Dans les foires, on fait danser les ours. Pourquoi ne pas faire jouer les enfants ? L’habitude est fréquente, à l’époque. On appelle ces petits périples, à visée pécuniaire, des « tournées de virtuosité ». Plus le virtuose est jeune, plus le phénomène émerveille et plus l’aumône des spectateurs est généreuse. Voilà pourquoi Johann a toujours triché. Au lieu du 16 décembre 1770, il fait naître son prodige tantôt un an, tantôt deux ans plus tard. Chacun son rôle dans la famille Beethoven : la mère met au monde, le père choisit la date.
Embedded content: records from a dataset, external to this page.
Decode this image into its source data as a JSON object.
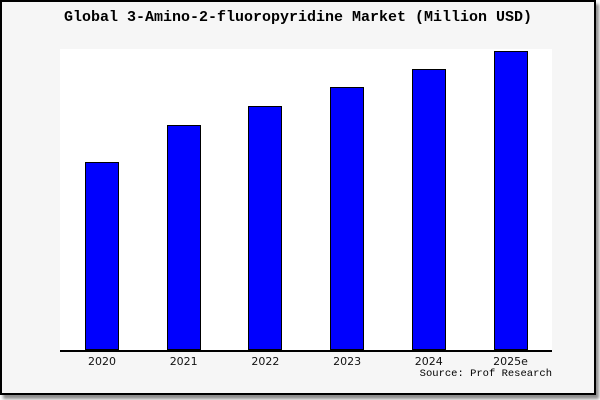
{
  "title": "Global 3-Amino-2-fluoropyridine Market (Million USD)",
  "source_credit": "Source: Prof Research",
  "chart_data": {
    "type": "bar",
    "title": "Global 3-Amino-2-fluoropyridine Market (Million USD)",
    "categories": [
      "2020",
      "2021",
      "2022",
      "2023",
      "2024",
      "2025e"
    ],
    "values": [
      62.9,
      75.3,
      81.6,
      88.0,
      94.0,
      100.0
    ],
    "values_note": "relative index estimated from bar heights (2025e = 100); no numeric y-axis shown",
    "xlabel": "",
    "ylabel": "",
    "ylim": [
      0,
      101
    ],
    "grid": false,
    "legend": "none",
    "annotation": "Source: Prof Research"
  },
  "colors": {
    "outer_background": "#f6f6f6",
    "plot_background": "#ffffff",
    "bar_fill": "#0000fe",
    "bar_border": "#000000",
    "axis_line": "#000000",
    "frame_border": "#000000"
  }
}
Les artistes, en tout cas les artistes de certains arts, ont toujours eu besoin des puissants. Car les arts sont inégaux face à la liberté. Si un écrivain n’a besoin de presque rien pour écrire dans sa soupente et finira bien par trouver quelqu’un pour éditer son chef-d’œuvre, un paysagiste sans client n’est qu’un dessinateur, un sculpteur sans marbre qu’un gâcheur de terre glaise, et un musicien qu’une victime d’acouphènes s’il ne rencontre personne pour financer l’orchestre et les concerts qui lui permettront d’entendre ce qu’il compose. Non, tout n’était pas mieux avant ! Vive le numérique qui, parfois, libère.
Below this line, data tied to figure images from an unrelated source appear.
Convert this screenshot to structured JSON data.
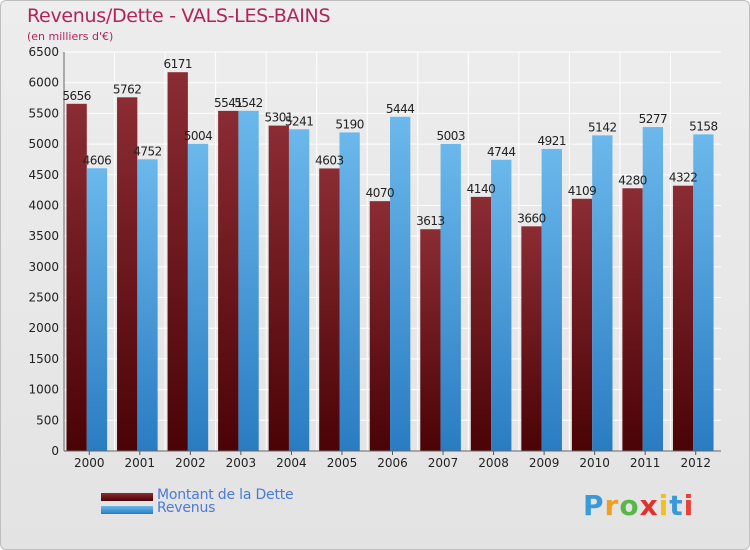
{
  "colors": {
    "dette_top": "#8b2c33",
    "dette_bottom": "#4a0306",
    "revenus_top": "#6bb8ec",
    "revenus_bottom": "#2a7cc2",
    "title": "#b0245a",
    "legend_text": "#4a7ad9"
  },
  "legend": {
    "dette": "Montant de la Dette",
    "revenus": "Revenus"
  },
  "logo": {
    "text": "Proxiti"
  },
  "chart_data": {
    "type": "bar",
    "title": "Revenus/Dette - VALS-LES-BAINS",
    "subtitle": "(en milliers d'€)",
    "categories": [
      "2000",
      "2001",
      "2002",
      "2003",
      "2004",
      "2005",
      "2006",
      "2007",
      "2008",
      "2009",
      "2010",
      "2011",
      "2012"
    ],
    "series": [
      {
        "name": "Montant de la Dette",
        "values": [
          5656,
          5762,
          6171,
          5541,
          5301,
          4603,
          4070,
          3613,
          4140,
          3660,
          4109,
          4280,
          4322
        ]
      },
      {
        "name": "Revenus",
        "values": [
          4606,
          4752,
          5004,
          5542,
          5241,
          5190,
          5444,
          5003,
          4744,
          4921,
          5142,
          5277,
          5158
        ]
      }
    ],
    "xlabel": "",
    "ylabel": "",
    "ylim": [
      0,
      6500
    ],
    "yticks": [
      0,
      500,
      1000,
      1500,
      2000,
      2500,
      3000,
      3500,
      4000,
      4500,
      5000,
      5500,
      6000,
      6500
    ],
    "grid": true,
    "legend_position": "bottom-left"
  }
}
Les puissants de ce temps-là étant les aristocrates, mieux valait les aimer. Sage attitude ! On économise beaucoup d’énergie à aimer ceux qui vous sont utiles. La sincérité est une matière qui se travaille. Et d’autant plus qu’une ambition vous habite. On ne peut pas mener tous les combats à la fois. À confondre les guerres, celle qui, seule, compte, et la foule des conflits subalternes, on se condamne à l’impuissance. Voire, on s’y complaît : parfaite excuse pour ne rien faire qu’une morale sourcilleuse de tout.
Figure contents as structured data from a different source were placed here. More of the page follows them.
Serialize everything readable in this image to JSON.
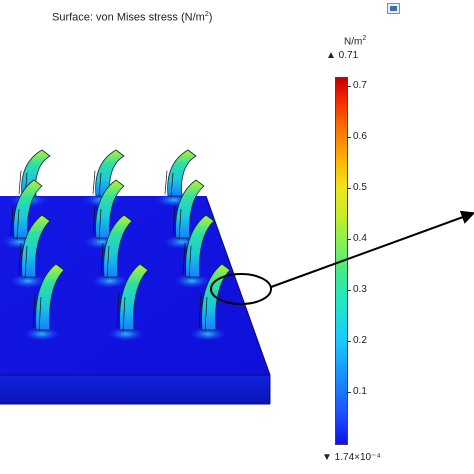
{
  "plot": {
    "title_prefix": "Surface: von Mises stress (N/m",
    "title_exp": "2",
    "title_suffix": ")"
  },
  "colorbar": {
    "unit_base": "N/m",
    "unit_exp": "2",
    "max_label": "▲ 0.71",
    "min_label": "▼ 1.74×10⁻⁴",
    "ticks": [
      "0.7",
      "0.6",
      "0.5",
      "0.4",
      "0.3",
      "0.2",
      "0.1"
    ]
  },
  "colors": {
    "substrate": "#1010e8",
    "pillar_mid": "#20c8d8",
    "pillar_high": "#a8f040",
    "annotation": "#000000"
  }
}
Et c’est à ce Tim que je dois cette définition du vin, et l’une des raisons de mon affection pour lui : « Le vin, c’est de la géographie liquide. »
 
On dirait que l’œuvre de Beethoven répond coup pour coup aux agressions de sa vie. Plus celle-ci frappe, plus celle-là triomphe.
C’est la promesse de Heiligenstadt, tenue jour après jour dans un héroïsme bouleversant.
Si, dans tous les domaines de sa vie, sans refuge et sans répit, Beethoven accumule les souffrances, drames familiaux, rebuffades sentimentales, précarité financière, maladies enchaînées, infirmités de plus en plus invalidantes (puisque, à la surdité, maintenant totale, se sont ajoutées des conjonctivites), dans toutes les formes de son art, il se libère, il invente et triomphe.

Philippe Lecointre, mon professeur de piano, et moi avons écouté et réécouté ce quatuor. « La légèreté de Haydn et de Mozart sont toujours là mais tu entends ces lignes mélodiques brisées, ces modulations abruptes ? Ces thèmes difficilement chantables préfigurent la révolution atonale du début XXe ! Par moments, ça sonne comme du Schoenberg ! Beethoven voit le futur, plutôt il l’entend. »

Pour ceux dont, par malédiction, je suis, qui ne sont pas musiciens, cette infirmité est ressentie comme un rejet, un exil à jamais, une interdiction de terre promise. On reste au-dehors, à tendre l’oreille et à considérer, désolés, ses dix doigts incapables de rien jouer. Dès la première note, les musiciens se reconnaissent. Ils savent qu’ils sont de la même confrérie. Et nous, les exclus, ne pouvons que les regarder s’embrasser. Et qu’importe si, par la suite, la jalousie les déchirera, ils sont d’un autre monde. Aristocrates dont aucune nuit du 4 Août n’aura aboli les privilèges. Au regard de la musique, on aura beau faire, et même s’il faut (beaucoup) travailler, les hommes ne naissent pas égaux en droits. Certains ont l’ouïe qu’il faut, absolue, d’autres se contentent d’entendre.